Muhalefetin ve halkın büyük tepkisini çeken termik santrallere filtresiz 2 buçuk sene daha çalışma imkanı veren düzenleme Erdoğan tarafından veto edildi. Erdoğan'ın genel başkanı olduğu AK Parti tarafından hazırlanan, AK Parti ve MHP oyları ile meclisten geçen, AK Parti'li bakanlar tarafından cansiparene savunulan yasanın Cumhurbaşkanı Recep Tayyip Erdoğan tarafından veto edilmesi tartışmalara neden oldu.
Gazeteci Murat Yetkin, kişisel internet sitesinde yayınladığı yazısında, Cumhurbaşkanı Recep Tayyip Erdoğan’ın termik santral yasasını veto etmesine değindi.
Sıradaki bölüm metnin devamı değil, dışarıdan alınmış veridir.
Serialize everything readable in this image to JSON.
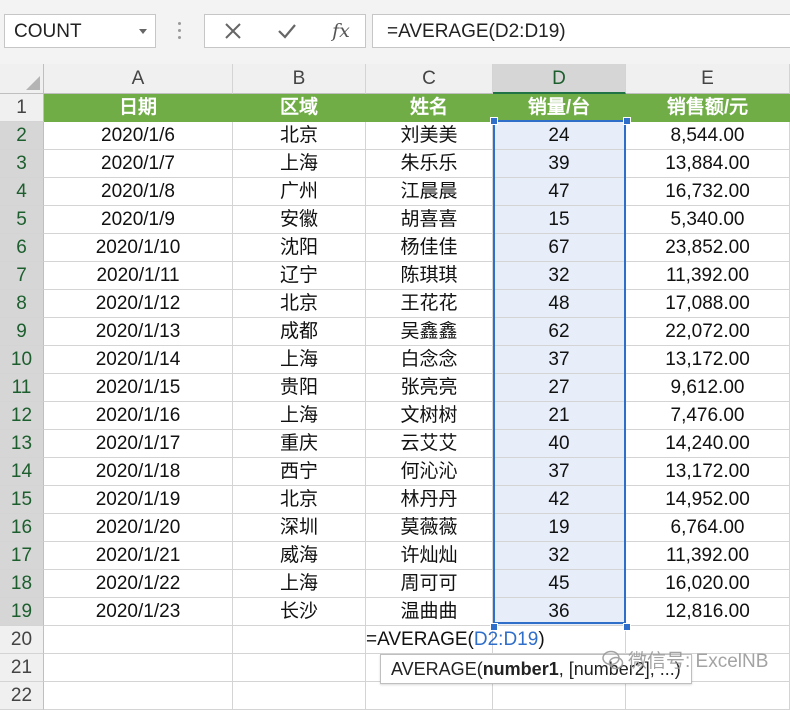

Aklına takılan soruları kaleme alan Murat Yetkin, “AK Parti yöneticileri, Erdoğan’a sormadan yasa tasarısı hazırlamaya mı başladı yoksa Erdoğan’ın dünya politikasıyla uğraşmasını fırsat bilip yurt içinde belli çıkar odaklarıyla işbirliği içinde Meclis’ten yasa geçirmeye kalkmaya mı başladılar?” dedi.
Cumhurbaşkanı Erdoğan’ın veto sonrası yaptığı açıklamayı CHP Lideri Kemal Kılıçdaroğlu ve İYİ Parti Lideri Meral Akşener’in söylemlerine benzeten Murat Yetkin, veto kararını iki muhtemel sebebe bağladı ve eğer veto kamuoyu baskısından dolayı geldiyse, bunun yerel seçimlerden sonra önemli bir dönüm noktası olma anlamı taşıdığını belirtti.
Murat Yetkin’in yazısından ilgili bölüm şöyle:
“Veto ne anlama geliyor?
Bu gelişmenin iki muhtemel nedeni olduğunu düşünmek mümkün:
1- Kamuoyu yoklamalarında da toplumda yükselen çevre duyarlılığını ve kirliliğe duyulan tepkiyi değerlendiren Erdoğan, danışıklı dövüşle Meclis’ten geçen “daha fazla kâr için, kirletmeye devam” yasasını veto etti; bu doğrusu komplo teorisi kokan bir tez ama kuliste konuşulduğu için yazdım,
2- Erdoğan, kendi partisi içinden gelen tepkiler dâhil, kamuoyunun tepkilerini dikkate almak ve kendi bilgisi dâhilinde hazırlanan ve Meclis’te AK Parti-MHP oylarıyla kabul edilen yasayı geri çevirmek zorunda kaldı.
Eğer neden buysa, Erdoğan-Bahçeli iktidar blokunun yerel seçimlerde aldığı yenilgi ardından yeni bir dönüm noktası saymak gerekiyor. Cumhurbaşkanı Erdoğan, bütün yürütme gücünü elinde tutmasına rağmen, halkın ne dediğini dikkate almak zorunda kalıp kararlarını değiştiren bir aşamada bulunuyor.”